B. How is his objection to what he saw as their improper behavior connected to his allowing himself to disagree with them and thereby violate the rule of “incline after the majority”?

Michi (2020-05-12)

It may be that in the Jerusalem Talmud the version of the story had a different order.
There is a situation in which a person does not accept the authority of the majority if they behaved toward him improperly. If the Sanhedrin were made up of Sadducees, for example, their rulings would not be accepted. Maybe this even fits into the view that the obligation to obey is when “they tell you about right that it is right,” but not when they tell you about right that it is left.

Moshe (2020-05-12)

It seems to me that this is a bit different. In a Sanhedrin made up of Sadducees there is a substantive problem in their rulings, because the fact that they are Sadducees indicates that they are not ruling according to the Torah, so there is no obligation toward them at all; “after the majority” was not said about them. That is not the case with the Sages who disagreed with Rabbi Eliezer—there is no substantive flaw there, only perhaps a behavioral one at most. That certainly has nothing to do with the validity of the ruling or its correctness. (Somewhat like the Beit Yosef’s comments in Kelalei HaTalmud on Eruvin 13b, where he asks what difference it makes that Beit Hillel were gentle and humble, etc., and answers that this is an indication that they are correct—but in terms of character traits and personality, there is no connection to the correctness of the ruling. The Rabbi also discussed this at length in a lecture at Bar-Ilan on tolerant Jewish law and also in the appendix to Truth and Unstable.) If so, Rabbi Eliezer was required to be more rational and less emotional, and not disagree with them.

Michi (2020-05-12)

Obviously it is a bit different, and still I argue that perhaps Rabbi Eliezer thought it was similar enough not to obey the majority. When the ruling is correct but is accepted by improper people, there is room for the reasoning that one should not obey it.
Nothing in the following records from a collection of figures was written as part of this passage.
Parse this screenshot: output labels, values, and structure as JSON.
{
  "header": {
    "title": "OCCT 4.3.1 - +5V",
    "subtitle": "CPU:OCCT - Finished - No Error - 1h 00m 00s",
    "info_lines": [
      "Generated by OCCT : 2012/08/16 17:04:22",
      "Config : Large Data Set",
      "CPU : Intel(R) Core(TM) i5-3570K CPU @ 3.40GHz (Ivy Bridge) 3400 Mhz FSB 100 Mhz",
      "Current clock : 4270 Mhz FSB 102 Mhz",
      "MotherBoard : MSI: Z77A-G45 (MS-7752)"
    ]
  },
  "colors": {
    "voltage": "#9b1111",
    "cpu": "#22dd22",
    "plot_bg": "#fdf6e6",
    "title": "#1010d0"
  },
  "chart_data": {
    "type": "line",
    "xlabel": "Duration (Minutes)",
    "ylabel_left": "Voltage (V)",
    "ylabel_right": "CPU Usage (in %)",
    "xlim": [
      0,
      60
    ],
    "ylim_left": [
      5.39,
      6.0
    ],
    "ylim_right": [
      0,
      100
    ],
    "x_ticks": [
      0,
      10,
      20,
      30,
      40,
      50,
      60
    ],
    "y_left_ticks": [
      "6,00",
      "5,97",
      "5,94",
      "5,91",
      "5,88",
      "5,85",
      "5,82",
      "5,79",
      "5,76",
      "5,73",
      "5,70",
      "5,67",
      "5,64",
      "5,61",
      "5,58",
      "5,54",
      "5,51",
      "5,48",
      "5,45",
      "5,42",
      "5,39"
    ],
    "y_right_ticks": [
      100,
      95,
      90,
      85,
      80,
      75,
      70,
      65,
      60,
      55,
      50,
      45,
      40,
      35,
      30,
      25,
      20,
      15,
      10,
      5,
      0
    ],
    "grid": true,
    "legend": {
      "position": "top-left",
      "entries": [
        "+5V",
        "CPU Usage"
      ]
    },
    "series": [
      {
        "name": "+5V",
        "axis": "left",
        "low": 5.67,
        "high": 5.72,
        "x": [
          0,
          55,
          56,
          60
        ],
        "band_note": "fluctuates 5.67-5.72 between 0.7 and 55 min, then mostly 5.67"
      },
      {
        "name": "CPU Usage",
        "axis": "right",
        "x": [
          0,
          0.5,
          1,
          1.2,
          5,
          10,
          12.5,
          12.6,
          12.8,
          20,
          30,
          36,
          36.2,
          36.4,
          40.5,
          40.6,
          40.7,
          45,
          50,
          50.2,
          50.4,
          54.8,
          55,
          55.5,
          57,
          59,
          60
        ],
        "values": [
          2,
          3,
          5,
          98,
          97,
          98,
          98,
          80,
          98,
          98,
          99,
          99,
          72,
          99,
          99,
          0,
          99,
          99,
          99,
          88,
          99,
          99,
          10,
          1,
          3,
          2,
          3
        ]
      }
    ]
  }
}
Certainly if, in my opinion (= Rabbi Eliezer’s), it is not correct.

Ariel Bareli (2020-05-13)

By the way, Nachmanides raised the opposite possibility: that Rabbi Yehoshua said the oven is susceptible to impurity based on a tradition in his possession, and specifically Rabbi Eliezer challenged that on the basis of reasoning. “And it is possible that they were saying their words from received tradition, while he said: this is how it appears to me—and disagreed with them. Therefore they did not accept from him any proofs in the world, and had he issued a practical ruling in Temple times, he would have become a rebellious elder. Therefore they treated him stringently and excommunicated him,” end quote. This is brought in Nimukei Yosef.

Michi (2020-05-13)

Interesting. But it still requires a bit of examination in light of the Talmudic statement that Rabbi Eliezer never said anything he had not heard from his teacher. It is pretty clear that the straightforward reading is the opposite.

Michi (2020-05-13)

In any case, even according to Nimukei Yosef, you can see that they did not rely on their tradition but on the fact that they were the majority. Otherwise they would have accepted Rabbi Eliezer’s challenge.

Moshe Cohen (2020-05-13)

If anything, he also said things that no ear had ever heard before. (And even according to Rabbi Kook’s explanation in the letter to the Sochatchover, those were still things the Sages who disagreed with him did not know…) so it seems to me hard to bring proof from that statement that he never said anything he had not heard from his teacher.